Investors, meanwhile, are of two minds. On one hand, they finally see the full weight of lease obligations—an undeniable improvement over the back‑of‑the‑envelope multiples once used to capitalise rent. Credit‑rating agencies have folded right‑of‑use liabilities straight into debt calculations, closing a loophole that flattered leverage ratios. On the other hand, the EBITDA boost has stripped the metric of its old halo as a cash‑flow proxy. Portfolio managers on the IFRS Foundation’s Capital Markets Advisory Committee now talk about "EBITDA after leases" (EBITDAL) or simply rebuild pre‑IFRS figures in Excel to keep models comparable across time. Lenders have followed suit, hurriedly redrafting covenant language to prevent the optical margin gains from tripping spring‑forward clauses.

And the Verdict: More Hassle Than Help

Six years into the experiment, the IASB’s own post‑implementation review concedes that the standard is "generally working as intended"—code for "no one’s cooking the books"—but the board is still fielding a laundry list of complaints. Preparers want relief from constant lease‑modification bookkeeping, clearer rules on sale‑and‑leaseback deals, and a rethink of discount‑rate disclosures that have turned footnotes into algebra exams. Investors keep asking for a single table that shows cash rent, lease interest and depreciation side by side—essentially the rent‑expense line they lost in the shuffle.

Which raises the awkward question: Was any of this worth it? If the goal was transparency, many analysts argue that beefed‑up footnote disclosures—say, a mandatory reconciliation of total committed lease payments—would have achieved 90 percent of the benefit at a fraction of the cost.
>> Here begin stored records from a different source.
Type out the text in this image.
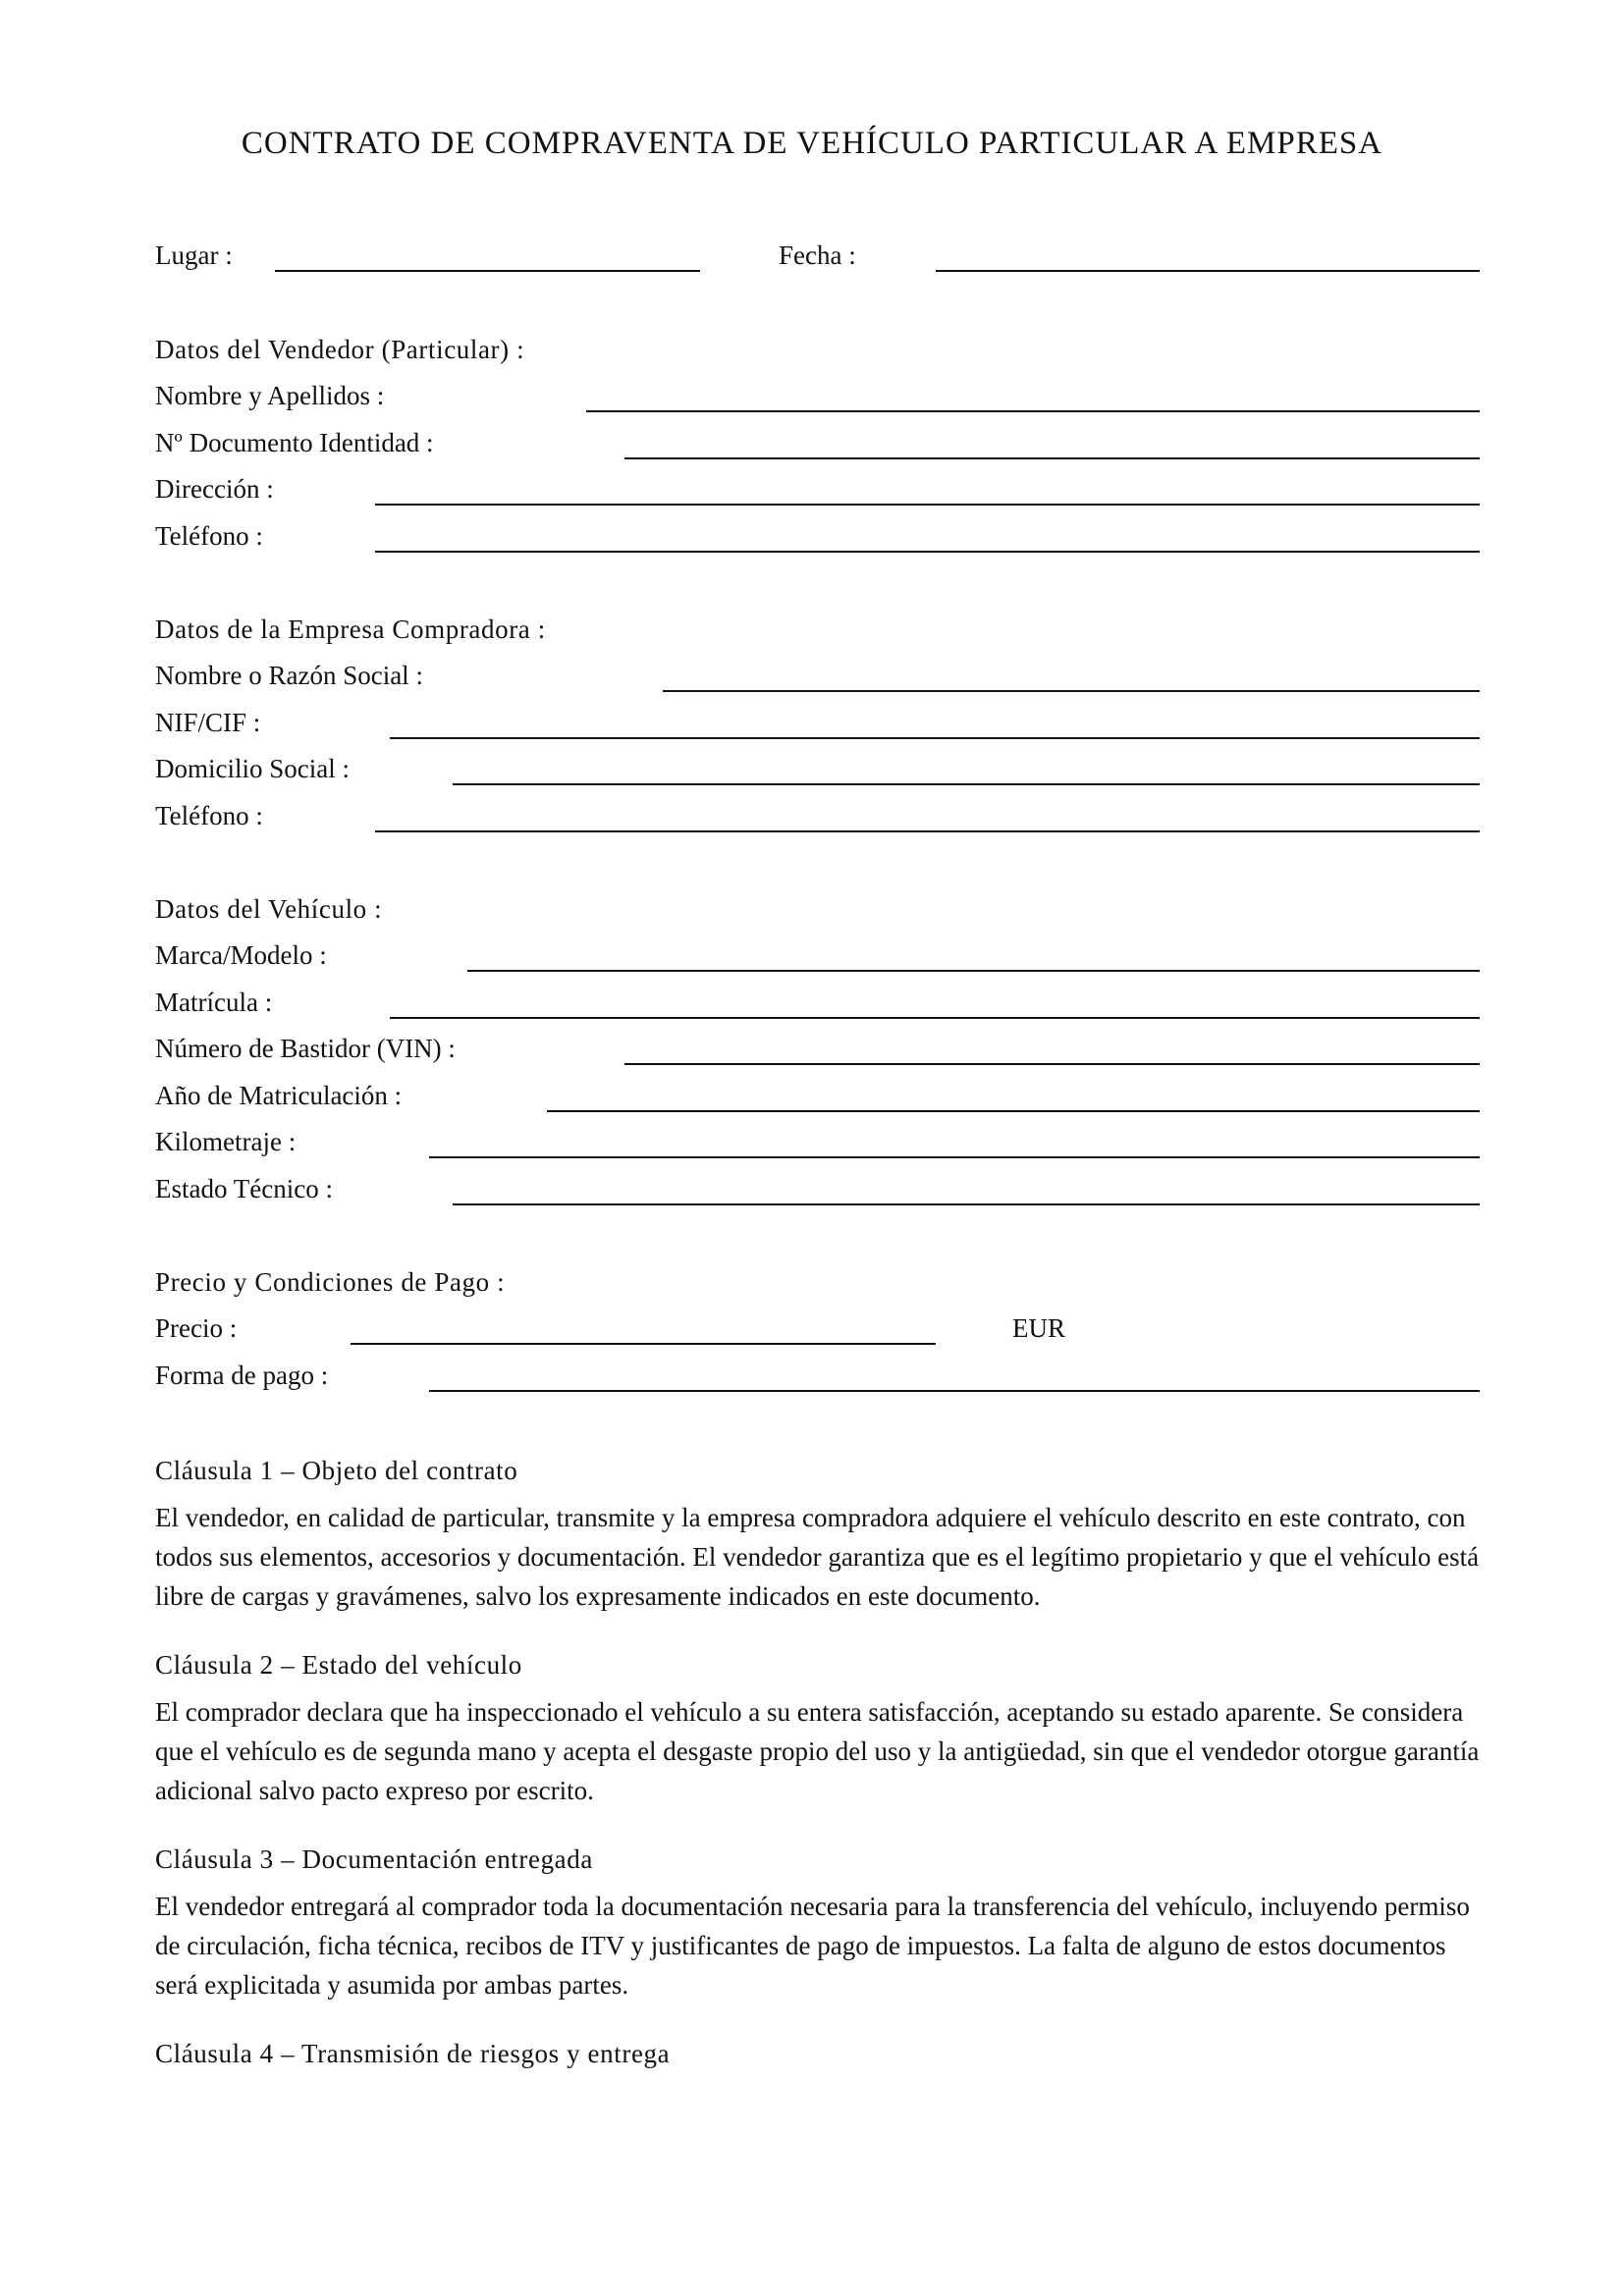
CONTRATO DE COMPRAVENTA DE VEHÍCULO PARTICULAR A EMPRESA
Lugar :	Fecha :
Datos del Vendedor (Particular) :
Nombre y Apellidos :
Nº Documento Identidad :
Dirección :
Teléfono :
Datos de la Empresa Compradora :
Nombre o Razón Social :
NIF/CIF :
Domicilio Social :
Teléfono :
Datos del Vehículo :
Marca/Modelo :
Matrícula :
Número de Bastidor (VIN) :
Año de Matriculación :
Kilometraje :
Estado Técnico :
Precio y Condiciones de Pago :
Precio :	EUR
Forma de pago :
Cláusula 1 – Objeto del contrato
El vendedor, en calidad de particular, transmite y la empresa compradora adquiere el vehículo descrito en este contrato, con todos sus elementos, accesorios y documentación. El vendedor garantiza que es el legítimo propietario y que el vehículo está libre de cargas y gravámenes, salvo los expresamente indicados en este documento.
Cláusula 2 – Estado del vehículo
El comprador declara que ha inspeccionado el vehículo a su entera satisfacción, aceptando su estado aparente. Se considera que el vehículo es de segunda mano y acepta el desgaste propio del uso y la antigüedad, sin que el vendedor otorgue garantía adicional salvo pacto expreso por escrito.
Cláusula 3 – Documentación entregada
El vendedor entregará al comprador toda la documentación necesaria para la transferencia del vehículo, incluyendo permiso de circulación, ficha técnica, recibos de ITV y justificantes de pago de impuestos. La falta de alguno de estos documentos será explicitada y asumida por ambas partes.
Cláusula 4 – Transmisión de riesgos y entrega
Instead, companies bear a permanent compliance tax, auditors juggle new judgment calls, and users must reverse‑engineer numbers that used to come straight off the income statement. As one buy‑side analyst quipped during a recent EFRAG round‑table, "We got a clearer balance sheet and a murkier P&L—that’s a push at best."

Even standard‑setters hint at buyer’s remorse. Board members have floated the idea of grouping all lease information in a single note and encouraging companies to present a pro‑forma rent expense for comparability. Yet any substantive rollback is off the table; the political cost of admitting failure would dwarf the implementation bill.

Bottom line: The rule was a blockbuster hassle and, in hindsight, probably not worth the sweat. Transparency came at the price of simplicity, and the average investor still needs a calculator to translate those pumped‑up earnings back into plain English.